The key to this type of possession inquiry is the "logical force" with which the evidence supports an inference of conscious possession of contraband by the accused. See id. at 162; Porter v. State, 873 S.W.2d 729, 732 (Tex.App.--Dallas 1994, pet. ref'd). Texas courts have utilized a wide variety of factors to analyze the sufficiency of the evidence in support of the jury's affirmative finding of possession, including: (1) the defendant's presence at the location where a search warrant was executed; (2) whether the contraband was in plain view; (3) the defendant's proximity to and accessibility of the contraband; (4) whether the defendant was under the influence of narcotics when arrested; (5) whether the defendant possessed other contraband or drug paraphernalia when arrested; (6) whether the defendant made incriminating statements when arrested; (7) whether the defendant attempted to flee; (8) whether the defendant made furtive gestures; (9) whether there was a residual odor of contraband; (10) whether the defendant owned or had the right to posses the place where the drugs were found; (11) whether the drugs were found in an enclosed area; (12) whether the accused was the operator of an automobile where contraband was found; (13) whether the defendant was found with a large amount of cash or weapons at the time of his arrest; (14) whether the conduct of the accused indicated a consciousness of guilt; and (15) whether there was a significant amount of contraband seized. See Evan, 202 S.W.3d at 162 n.12; Miramontes v. State, 225 S.W.3d 132, 141-42 (Tex.App.--El Paso 2005, no pet.).

As we discussed in our review of the facts in this case, police witnessed Appellant's presence at the location where the marijuana was found. The detective's involved in the investigation testified that upon entering the house, they found large quantities of marijuana in plain view in the residence, along with equipment and supplies for distribution of the drug. The jury heard testimony from the officers that the compartments in the Mitsubishi, as well as the condition of the house were indicative of a drug operation. Finally, the location of Appellant's personal belongings in the house, along with his admission that he did occasionally stay in the house, supports the jury's determination that he exercised some control over the contraband.

Appellant points to several facts as contrary to the jury's verdict. He argues that he was not in physical possession of marijuana, that the police did not find drugs in the car, that he was not in exclusive control of the premises, and that the police did not produce evidence of his fingerprints in the house or on the drugs, which all weigh against the jury's verdict.

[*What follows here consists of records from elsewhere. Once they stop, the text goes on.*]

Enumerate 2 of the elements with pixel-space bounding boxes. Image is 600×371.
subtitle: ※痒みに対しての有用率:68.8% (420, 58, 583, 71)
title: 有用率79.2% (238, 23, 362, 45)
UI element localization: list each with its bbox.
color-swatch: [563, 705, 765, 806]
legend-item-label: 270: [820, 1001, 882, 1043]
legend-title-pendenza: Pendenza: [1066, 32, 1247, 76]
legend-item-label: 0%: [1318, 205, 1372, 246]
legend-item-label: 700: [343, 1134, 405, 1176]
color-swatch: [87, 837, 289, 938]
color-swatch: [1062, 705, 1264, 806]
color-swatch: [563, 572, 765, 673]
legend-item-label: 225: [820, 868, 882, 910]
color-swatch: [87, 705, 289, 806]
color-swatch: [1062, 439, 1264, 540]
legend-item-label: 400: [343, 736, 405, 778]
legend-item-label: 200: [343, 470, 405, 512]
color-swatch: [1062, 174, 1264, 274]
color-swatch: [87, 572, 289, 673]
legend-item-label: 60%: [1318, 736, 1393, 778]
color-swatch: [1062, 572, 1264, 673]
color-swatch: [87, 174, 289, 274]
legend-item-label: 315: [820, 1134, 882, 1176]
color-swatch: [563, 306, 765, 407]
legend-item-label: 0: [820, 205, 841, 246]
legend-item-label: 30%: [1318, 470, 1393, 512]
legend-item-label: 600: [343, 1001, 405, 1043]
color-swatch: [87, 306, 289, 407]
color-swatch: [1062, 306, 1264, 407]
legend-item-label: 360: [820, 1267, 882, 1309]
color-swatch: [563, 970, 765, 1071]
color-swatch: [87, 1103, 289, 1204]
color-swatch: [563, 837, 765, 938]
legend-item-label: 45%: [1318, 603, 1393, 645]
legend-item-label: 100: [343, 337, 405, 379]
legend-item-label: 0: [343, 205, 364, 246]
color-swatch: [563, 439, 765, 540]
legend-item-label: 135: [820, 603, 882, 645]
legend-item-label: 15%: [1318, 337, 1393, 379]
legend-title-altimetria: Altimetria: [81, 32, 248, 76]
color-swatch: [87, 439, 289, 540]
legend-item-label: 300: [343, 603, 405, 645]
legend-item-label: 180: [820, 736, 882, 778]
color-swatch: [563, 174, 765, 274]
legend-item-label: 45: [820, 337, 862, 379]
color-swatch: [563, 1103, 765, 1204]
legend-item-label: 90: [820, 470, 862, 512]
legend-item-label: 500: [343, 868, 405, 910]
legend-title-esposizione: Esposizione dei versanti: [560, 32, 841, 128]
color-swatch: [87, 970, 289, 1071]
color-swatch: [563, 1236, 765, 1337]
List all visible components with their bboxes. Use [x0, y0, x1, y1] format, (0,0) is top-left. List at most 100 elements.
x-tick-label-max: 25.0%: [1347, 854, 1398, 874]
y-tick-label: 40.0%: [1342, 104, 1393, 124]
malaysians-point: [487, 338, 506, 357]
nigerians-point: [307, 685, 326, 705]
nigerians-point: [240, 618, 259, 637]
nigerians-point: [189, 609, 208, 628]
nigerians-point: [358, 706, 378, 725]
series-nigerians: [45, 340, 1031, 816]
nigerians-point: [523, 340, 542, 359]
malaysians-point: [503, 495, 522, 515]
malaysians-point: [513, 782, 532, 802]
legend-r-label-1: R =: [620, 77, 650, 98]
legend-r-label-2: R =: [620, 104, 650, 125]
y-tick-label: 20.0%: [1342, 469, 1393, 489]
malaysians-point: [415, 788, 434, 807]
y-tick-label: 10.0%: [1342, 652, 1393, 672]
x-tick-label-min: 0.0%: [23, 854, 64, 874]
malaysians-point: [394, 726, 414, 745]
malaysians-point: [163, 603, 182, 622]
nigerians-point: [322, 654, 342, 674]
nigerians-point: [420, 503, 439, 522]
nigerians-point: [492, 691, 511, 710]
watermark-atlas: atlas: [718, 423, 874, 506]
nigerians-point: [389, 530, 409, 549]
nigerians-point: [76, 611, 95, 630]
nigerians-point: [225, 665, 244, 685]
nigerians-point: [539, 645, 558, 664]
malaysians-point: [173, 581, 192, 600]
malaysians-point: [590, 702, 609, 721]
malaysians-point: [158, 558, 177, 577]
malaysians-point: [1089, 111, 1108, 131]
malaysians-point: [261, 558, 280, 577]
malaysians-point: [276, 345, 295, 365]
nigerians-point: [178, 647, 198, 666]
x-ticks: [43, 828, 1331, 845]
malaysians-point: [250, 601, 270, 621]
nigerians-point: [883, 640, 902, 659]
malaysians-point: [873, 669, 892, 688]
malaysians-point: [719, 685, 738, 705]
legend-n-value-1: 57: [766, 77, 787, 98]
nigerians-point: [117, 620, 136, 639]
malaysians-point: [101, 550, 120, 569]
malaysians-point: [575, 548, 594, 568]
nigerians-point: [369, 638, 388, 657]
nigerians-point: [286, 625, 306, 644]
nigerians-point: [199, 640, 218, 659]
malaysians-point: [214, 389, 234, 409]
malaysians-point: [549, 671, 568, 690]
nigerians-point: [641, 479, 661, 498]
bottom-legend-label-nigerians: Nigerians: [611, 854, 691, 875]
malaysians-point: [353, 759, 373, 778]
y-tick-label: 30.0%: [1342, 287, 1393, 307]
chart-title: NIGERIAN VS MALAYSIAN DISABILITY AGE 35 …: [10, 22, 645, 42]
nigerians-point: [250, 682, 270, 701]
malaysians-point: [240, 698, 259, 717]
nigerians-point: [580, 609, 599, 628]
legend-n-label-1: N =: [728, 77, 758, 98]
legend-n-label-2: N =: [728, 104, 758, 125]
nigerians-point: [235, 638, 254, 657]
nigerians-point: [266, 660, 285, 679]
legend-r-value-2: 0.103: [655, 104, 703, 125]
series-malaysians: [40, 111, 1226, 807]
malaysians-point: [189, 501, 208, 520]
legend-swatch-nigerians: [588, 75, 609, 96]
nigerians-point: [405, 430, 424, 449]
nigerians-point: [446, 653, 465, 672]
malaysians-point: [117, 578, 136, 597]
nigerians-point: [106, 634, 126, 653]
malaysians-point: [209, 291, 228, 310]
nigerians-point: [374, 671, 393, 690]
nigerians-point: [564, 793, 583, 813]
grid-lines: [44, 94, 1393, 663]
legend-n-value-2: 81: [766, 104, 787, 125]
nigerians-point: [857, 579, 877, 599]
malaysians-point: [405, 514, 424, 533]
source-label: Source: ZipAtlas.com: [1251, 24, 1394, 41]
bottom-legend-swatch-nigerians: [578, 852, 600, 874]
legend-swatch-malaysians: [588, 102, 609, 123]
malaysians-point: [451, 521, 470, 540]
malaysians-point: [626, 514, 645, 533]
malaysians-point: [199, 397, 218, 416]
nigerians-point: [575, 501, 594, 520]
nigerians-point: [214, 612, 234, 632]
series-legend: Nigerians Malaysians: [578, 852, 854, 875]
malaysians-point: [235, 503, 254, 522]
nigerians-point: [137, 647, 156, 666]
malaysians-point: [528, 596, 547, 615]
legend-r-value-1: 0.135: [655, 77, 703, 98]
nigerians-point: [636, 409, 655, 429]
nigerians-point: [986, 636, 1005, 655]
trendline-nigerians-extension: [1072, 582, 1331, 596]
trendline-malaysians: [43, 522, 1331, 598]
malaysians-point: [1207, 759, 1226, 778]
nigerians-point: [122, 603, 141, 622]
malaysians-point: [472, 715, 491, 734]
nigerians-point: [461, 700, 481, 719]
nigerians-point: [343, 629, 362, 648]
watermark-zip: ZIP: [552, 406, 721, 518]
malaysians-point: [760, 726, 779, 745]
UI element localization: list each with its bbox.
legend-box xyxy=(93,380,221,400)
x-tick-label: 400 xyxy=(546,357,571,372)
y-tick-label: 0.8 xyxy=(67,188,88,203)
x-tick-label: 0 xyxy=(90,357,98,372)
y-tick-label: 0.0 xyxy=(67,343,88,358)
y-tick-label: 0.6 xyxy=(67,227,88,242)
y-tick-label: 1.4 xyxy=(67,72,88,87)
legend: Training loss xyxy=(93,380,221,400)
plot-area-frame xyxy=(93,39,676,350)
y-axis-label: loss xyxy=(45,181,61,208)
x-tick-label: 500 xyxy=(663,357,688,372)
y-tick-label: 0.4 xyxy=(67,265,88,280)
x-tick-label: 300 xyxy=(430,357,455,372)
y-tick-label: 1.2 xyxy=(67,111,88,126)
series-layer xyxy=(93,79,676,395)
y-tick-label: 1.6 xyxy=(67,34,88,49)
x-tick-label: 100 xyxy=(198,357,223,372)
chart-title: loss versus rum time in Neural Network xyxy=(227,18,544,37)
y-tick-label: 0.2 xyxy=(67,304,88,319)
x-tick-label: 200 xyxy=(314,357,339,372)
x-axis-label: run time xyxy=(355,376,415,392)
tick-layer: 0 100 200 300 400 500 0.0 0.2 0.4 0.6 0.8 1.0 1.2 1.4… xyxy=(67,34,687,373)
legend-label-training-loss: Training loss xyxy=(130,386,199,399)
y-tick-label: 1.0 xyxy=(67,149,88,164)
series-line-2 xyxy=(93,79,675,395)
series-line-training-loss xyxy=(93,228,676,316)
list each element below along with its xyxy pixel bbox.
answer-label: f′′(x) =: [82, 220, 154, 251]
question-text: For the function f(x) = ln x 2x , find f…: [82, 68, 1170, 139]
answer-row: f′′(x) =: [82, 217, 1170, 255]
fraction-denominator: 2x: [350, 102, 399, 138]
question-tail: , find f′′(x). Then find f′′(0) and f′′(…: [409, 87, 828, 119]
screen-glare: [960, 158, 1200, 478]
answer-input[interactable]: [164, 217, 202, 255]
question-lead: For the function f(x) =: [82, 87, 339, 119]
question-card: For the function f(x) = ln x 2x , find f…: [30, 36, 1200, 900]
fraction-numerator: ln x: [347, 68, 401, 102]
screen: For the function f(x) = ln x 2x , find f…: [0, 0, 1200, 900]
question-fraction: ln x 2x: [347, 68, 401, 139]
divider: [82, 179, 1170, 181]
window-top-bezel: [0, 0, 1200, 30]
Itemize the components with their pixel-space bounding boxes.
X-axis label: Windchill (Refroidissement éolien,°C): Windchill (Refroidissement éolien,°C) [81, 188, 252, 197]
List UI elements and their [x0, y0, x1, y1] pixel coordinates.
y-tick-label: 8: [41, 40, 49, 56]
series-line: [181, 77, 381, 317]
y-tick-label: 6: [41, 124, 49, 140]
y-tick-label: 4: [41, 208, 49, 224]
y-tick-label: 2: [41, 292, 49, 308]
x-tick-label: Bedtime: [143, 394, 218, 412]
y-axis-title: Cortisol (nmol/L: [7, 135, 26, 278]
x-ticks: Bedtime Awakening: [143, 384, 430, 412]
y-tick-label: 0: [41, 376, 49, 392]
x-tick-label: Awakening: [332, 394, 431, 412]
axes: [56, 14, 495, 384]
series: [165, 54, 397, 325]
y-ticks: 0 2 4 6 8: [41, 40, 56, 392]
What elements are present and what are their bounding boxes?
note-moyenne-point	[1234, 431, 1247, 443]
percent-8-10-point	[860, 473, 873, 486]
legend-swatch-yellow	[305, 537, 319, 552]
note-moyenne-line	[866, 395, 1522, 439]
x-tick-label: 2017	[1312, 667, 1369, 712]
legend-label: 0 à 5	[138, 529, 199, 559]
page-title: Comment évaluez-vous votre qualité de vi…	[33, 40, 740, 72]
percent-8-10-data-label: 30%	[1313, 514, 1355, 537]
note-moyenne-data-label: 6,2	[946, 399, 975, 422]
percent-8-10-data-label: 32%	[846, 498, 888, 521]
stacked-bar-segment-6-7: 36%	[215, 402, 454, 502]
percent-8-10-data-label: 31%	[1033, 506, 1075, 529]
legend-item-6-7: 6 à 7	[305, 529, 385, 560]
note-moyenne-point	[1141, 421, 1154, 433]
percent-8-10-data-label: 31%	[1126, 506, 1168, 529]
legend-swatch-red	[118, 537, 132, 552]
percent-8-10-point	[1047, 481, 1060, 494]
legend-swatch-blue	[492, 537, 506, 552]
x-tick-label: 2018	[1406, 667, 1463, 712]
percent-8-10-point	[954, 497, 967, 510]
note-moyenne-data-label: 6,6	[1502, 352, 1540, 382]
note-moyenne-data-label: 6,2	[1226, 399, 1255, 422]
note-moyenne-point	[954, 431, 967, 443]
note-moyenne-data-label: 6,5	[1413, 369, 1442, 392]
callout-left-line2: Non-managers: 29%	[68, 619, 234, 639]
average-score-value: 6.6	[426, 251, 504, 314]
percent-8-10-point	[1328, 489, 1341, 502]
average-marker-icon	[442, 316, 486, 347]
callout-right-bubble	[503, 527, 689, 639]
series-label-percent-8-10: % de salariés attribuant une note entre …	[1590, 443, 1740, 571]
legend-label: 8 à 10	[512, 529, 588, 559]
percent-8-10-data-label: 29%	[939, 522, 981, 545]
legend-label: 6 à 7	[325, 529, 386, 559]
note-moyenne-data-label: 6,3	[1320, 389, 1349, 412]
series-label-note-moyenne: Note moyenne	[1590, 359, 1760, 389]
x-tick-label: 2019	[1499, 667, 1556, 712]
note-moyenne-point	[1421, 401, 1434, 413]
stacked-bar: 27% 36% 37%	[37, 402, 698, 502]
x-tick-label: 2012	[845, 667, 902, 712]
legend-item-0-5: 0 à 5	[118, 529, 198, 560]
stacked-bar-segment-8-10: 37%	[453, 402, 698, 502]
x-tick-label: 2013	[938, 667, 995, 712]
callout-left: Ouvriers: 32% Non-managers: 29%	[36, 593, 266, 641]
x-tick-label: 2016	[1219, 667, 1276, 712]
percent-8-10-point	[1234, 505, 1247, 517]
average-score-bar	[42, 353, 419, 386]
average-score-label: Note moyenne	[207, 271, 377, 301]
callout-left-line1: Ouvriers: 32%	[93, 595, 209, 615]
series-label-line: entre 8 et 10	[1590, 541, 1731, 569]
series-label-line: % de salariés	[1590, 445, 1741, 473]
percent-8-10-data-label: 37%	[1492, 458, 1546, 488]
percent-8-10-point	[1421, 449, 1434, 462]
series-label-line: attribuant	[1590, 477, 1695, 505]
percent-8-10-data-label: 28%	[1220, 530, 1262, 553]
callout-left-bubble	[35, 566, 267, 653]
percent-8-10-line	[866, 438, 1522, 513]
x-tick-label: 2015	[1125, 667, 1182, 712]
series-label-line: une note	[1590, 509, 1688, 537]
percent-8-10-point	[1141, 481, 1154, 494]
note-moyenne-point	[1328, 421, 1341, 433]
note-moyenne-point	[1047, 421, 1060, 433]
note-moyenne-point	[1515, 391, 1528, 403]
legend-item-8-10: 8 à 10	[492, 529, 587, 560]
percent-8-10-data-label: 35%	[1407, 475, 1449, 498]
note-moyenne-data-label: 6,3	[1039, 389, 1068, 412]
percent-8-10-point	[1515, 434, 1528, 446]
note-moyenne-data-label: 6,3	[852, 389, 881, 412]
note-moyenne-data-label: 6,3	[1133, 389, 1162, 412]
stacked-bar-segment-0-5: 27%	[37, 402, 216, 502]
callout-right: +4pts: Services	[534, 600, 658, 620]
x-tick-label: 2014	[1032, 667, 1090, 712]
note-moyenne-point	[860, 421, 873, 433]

While these facts may be contrary to the verdict, we must give due deference to the jury's determinations. See Johnson, 23 S.W.3d at 11; see also Cain v. State, 958 S.W.2d 404, 407 (Tex.Crim.App. 1997)(the weight and credibility of the evidence and witness testimony lies withing the jury's discretion). This evidence is not so contrary to the verdict, and does not out weigh the evidence supporting the jury's determination to such a degree that conviction was a manifest injustice. See Roberts, 220 S.W.3d at 524. In conclusion, having reviewed the evidence in a neutral light, we conclude it was factually sufficient to affirmatively link Appellant to the marijuana. Therefore, Appellant's issue is overruled.

Having overruled Appellant's sole issue presented for review, we affirm the conviction.







February 28, 2008

DAVID WELLINGTON CHEW, Chief Justice



Before Chew, C.J., McClure, and Carr, JJ.